As if on cue, Vasil wandered into sight, his steps significantly more steady than the men and women he passed. He clutched a wineskin in his right hand, his knuckles white around the neck, like he'd crush the grapes all over again. His jaw was set and when his shoulder collided with another's, he didn't stop or look back.
"Here." Zara tugged Tolya sideways, into the alcove in front of a shop door. "We'll watch from here."
"Can they see us?" None of the men passing by would meet Tolya's gaze.
"They can't," she answered with a nod at a drunken man who half-mumbled a song as he scuffed by. "But she might."
"Hush! And watch."
Vasil paused directly before them. He lifted the wineskin to his mouth like he'd drink, but stopped and scowled at the soft leather. He made a low noise and thrust it roughly toward a small man in a tattered vest. "Here. It's yours. I don't want it anymore."

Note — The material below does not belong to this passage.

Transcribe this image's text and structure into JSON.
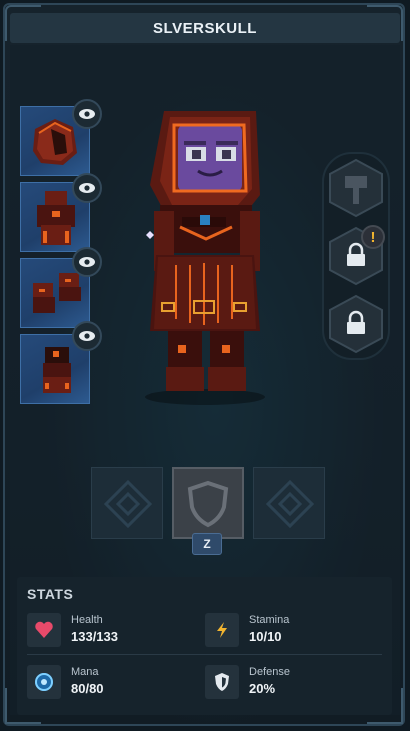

The ragged man paused, considered the wine now in his hands, and a grin split his face. "Thank you, sir. I'll be warm tonight. My the kindness done a stranger fatten your wallet in turn." He clutched the skin against his chest and scuttled off into the darkness and rain.
Vasil snorted at his back. "May I never grow wealthy," he countered under his breath. "Riches are the curse of the dull of mind and weak of heart."
"You don't mean that."
Tolya flinched in time with Vasil. The voice came from behind them. A figure folded from the shadows as he turned. It was thin, almost skeletal, and very tall. It moved like a puppet, knees jerking up and tugged forward for each step. As it stepped into the light on the street, it became an unfortunately-favored man.

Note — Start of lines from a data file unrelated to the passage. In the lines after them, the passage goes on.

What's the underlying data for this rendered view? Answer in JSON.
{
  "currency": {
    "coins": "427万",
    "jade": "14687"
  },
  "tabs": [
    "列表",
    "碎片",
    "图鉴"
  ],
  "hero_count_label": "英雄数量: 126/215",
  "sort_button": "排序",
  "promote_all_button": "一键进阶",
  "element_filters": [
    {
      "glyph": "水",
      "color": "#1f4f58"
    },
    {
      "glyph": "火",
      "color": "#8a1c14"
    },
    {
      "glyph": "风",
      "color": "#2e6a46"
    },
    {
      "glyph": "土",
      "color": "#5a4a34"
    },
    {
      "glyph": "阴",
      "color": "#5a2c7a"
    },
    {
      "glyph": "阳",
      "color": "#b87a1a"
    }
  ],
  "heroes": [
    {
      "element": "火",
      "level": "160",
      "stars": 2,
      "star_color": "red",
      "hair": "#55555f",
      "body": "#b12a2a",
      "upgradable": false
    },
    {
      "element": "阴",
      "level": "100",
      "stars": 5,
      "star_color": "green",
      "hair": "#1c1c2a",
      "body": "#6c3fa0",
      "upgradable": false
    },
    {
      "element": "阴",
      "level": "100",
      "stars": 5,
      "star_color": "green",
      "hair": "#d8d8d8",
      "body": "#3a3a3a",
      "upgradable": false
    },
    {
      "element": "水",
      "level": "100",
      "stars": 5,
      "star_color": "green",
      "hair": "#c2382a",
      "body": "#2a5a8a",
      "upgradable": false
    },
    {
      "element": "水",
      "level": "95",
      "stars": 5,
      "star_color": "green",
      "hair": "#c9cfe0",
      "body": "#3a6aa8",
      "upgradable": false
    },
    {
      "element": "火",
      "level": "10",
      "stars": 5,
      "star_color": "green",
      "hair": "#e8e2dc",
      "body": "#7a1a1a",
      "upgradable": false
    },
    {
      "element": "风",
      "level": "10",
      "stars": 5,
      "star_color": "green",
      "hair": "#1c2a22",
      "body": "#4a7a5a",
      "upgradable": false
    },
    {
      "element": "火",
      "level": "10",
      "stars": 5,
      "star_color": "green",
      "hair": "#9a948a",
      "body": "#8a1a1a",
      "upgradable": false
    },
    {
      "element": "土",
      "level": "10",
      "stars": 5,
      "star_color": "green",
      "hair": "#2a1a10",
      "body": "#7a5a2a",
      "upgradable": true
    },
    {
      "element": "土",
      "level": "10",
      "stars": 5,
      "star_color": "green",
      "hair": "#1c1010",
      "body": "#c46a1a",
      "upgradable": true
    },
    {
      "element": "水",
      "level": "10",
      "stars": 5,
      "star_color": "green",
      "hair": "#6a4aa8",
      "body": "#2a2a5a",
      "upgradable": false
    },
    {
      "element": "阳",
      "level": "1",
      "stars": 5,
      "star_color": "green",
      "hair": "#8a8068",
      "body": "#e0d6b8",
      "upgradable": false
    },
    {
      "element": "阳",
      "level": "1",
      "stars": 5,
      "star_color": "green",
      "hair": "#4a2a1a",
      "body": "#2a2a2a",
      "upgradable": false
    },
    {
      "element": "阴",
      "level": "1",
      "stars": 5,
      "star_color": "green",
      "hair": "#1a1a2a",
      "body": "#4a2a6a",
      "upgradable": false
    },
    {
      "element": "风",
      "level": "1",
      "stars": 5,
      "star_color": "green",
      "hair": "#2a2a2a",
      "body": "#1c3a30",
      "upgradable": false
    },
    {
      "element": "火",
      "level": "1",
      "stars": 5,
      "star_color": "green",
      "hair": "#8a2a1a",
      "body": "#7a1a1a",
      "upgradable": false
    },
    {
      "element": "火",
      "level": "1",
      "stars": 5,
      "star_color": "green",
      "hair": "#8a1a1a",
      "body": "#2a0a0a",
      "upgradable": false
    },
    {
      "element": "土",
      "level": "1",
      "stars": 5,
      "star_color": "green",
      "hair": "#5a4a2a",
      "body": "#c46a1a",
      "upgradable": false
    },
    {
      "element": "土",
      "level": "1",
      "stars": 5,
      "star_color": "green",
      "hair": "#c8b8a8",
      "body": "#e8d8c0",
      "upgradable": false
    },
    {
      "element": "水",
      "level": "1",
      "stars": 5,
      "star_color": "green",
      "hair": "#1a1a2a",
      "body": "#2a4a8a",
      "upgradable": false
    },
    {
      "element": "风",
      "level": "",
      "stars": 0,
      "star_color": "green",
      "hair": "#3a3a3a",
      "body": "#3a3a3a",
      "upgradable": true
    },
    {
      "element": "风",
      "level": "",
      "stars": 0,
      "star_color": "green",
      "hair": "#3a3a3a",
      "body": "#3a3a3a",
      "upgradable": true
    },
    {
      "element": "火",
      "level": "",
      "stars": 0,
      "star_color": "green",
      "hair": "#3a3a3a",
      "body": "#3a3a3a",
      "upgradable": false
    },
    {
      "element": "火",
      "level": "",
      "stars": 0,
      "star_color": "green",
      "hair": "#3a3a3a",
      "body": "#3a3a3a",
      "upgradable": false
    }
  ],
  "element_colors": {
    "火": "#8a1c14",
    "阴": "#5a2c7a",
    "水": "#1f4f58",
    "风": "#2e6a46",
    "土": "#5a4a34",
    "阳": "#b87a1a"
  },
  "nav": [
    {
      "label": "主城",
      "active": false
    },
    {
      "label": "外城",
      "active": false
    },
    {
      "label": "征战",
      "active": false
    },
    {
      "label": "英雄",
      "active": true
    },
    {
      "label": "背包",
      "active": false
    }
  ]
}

Vasil's posture was abrupt bravado, shoulders back and chest pushed forward. He lifted his chin. "Where did you come from?"
The man—no, gangly boy—glanced at the sky. The rain tapered off and a patch of cloud cover drifted away from the moon. It shone in his eyes for a moment, flashing silver. "From my mother and father, I imagine, like you and everyone else."

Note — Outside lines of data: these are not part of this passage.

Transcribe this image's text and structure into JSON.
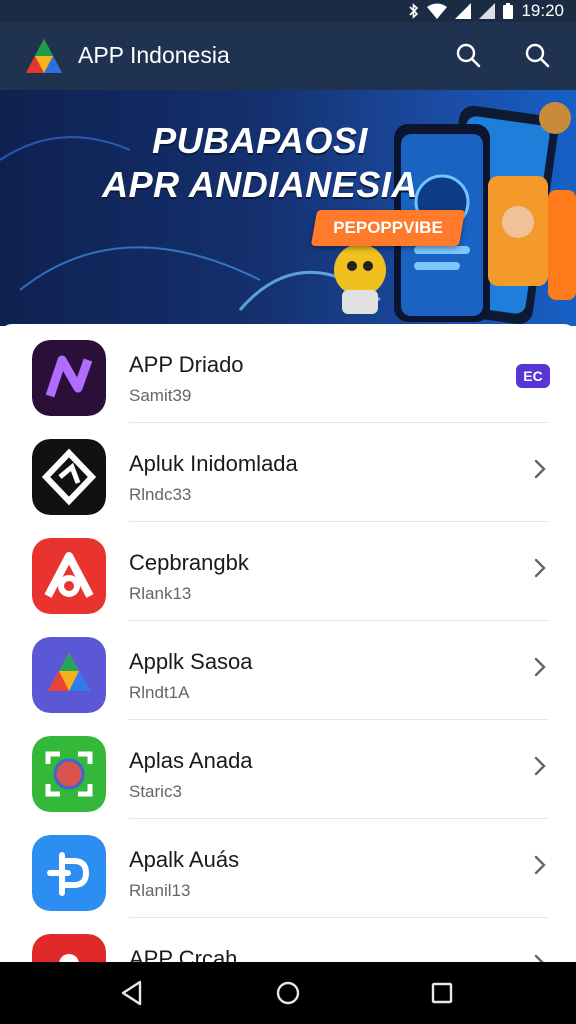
{
  "status_bar": {
    "time": "19:20",
    "icons": [
      "bluetooth-icon",
      "wifi-icon",
      "signal-icon",
      "signal-icon",
      "battery-icon"
    ]
  },
  "app_bar": {
    "title": "APP Indonesia",
    "actions": [
      "search-icon",
      "search-icon"
    ]
  },
  "banner": {
    "headline_1": "PUBAPAOSI",
    "headline_2": "APR ANDIANESIA",
    "button_label": "PEPOPPVIBE"
  },
  "apps": [
    {
      "name": "APP Driado",
      "subtitle": "Samit39",
      "icon": "app-n-icon",
      "color": "#2a1038",
      "badge": "EC"
    },
    {
      "name": "Apluk Inidomlada",
      "subtitle": "Rlndc33",
      "icon": "app-diamond-icon",
      "color": "#111111"
    },
    {
      "name": "Cepbrangbk",
      "subtitle": "Rlank13",
      "icon": "app-a-icon",
      "color": "#e8332e"
    },
    {
      "name": "Applk Sasoa",
      "subtitle": "Rlndt1A",
      "icon": "app-drive-icon",
      "color": "#5a58d4"
    },
    {
      "name": "Aplas Anada",
      "subtitle": "Staric3",
      "icon": "app-camera-icon",
      "color": "#34b83a"
    },
    {
      "name": "Apalk  Auás",
      "subtitle": "Rlanil13",
      "icon": "app-p-icon",
      "color": "#2b8ef0"
    },
    {
      "name": "APP Crcah",
      "subtitle": "",
      "icon": "app-red-icon",
      "color": "#e02a2a"
    }
  ],
  "nav_bar": {
    "buttons": [
      "back-icon",
      "home-icon",
      "recents-icon"
    ]
  },
  "colors": {
    "status_bar": "#1b2b44",
    "app_bar": "#1f3350",
    "accent_orange": "#ff7a2a",
    "badge": "#5a35d6"
  }
}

Vasil squinted. "Do I know you?"
The boy pushed past Vasil, fabric of his sleeve brushing Vasil’s hand. Vasil shook it like he was trying to get rid of something. The long-limbed stranger hitched up a hit and sat on the lip of a nearby vacant barrel. "Everyone knows me," he answered, grinning widely. "Tehu, that's my name. And you're Vasil. Everyone knows you, too."
Vasil scowled. "I don't need any more medicine, if that's what you're here for. I won't need any at all anymore." He paused for breath, chest swelling full. "Most who know me know better than to surprise me in the dark. You're lucky I wasn't on patrol."
Tehu's grin split impossibly wider. "You have eyes like a cat, Vasil. If your thoughts had been on yourself, and not on Marina's skirts, you'd have seen me coming and had me pinned to the earth before I'd said a word."
Vasil's shoulders hitched. "What are you talking about?"
Tehu laughed and the hairs at the back of Tolya's neck stood on end. "Marina."
Anger flashed through Vasil's expression. He balled his fists. "What about her?"
Tehu's hands, immaculately clean, lifted in a gesture of defense. "Nothing more than an observation. She distracts you, makes you careless and no matter what you say you'd give up everything you have for her if she asked."
Vasil hesitated a moment, then nodded once. "She knows that all she has to do is say the word. Ask, and I would ... it hardly matters. What do you want?"
"Would you give her your life?" Tehu grinned again. Leaning forward, he propped an elbow on his leg and his chin on his balled fist, moon-bright eyes steady in their regard of the older man. "How far you've fallen, chieftain's son."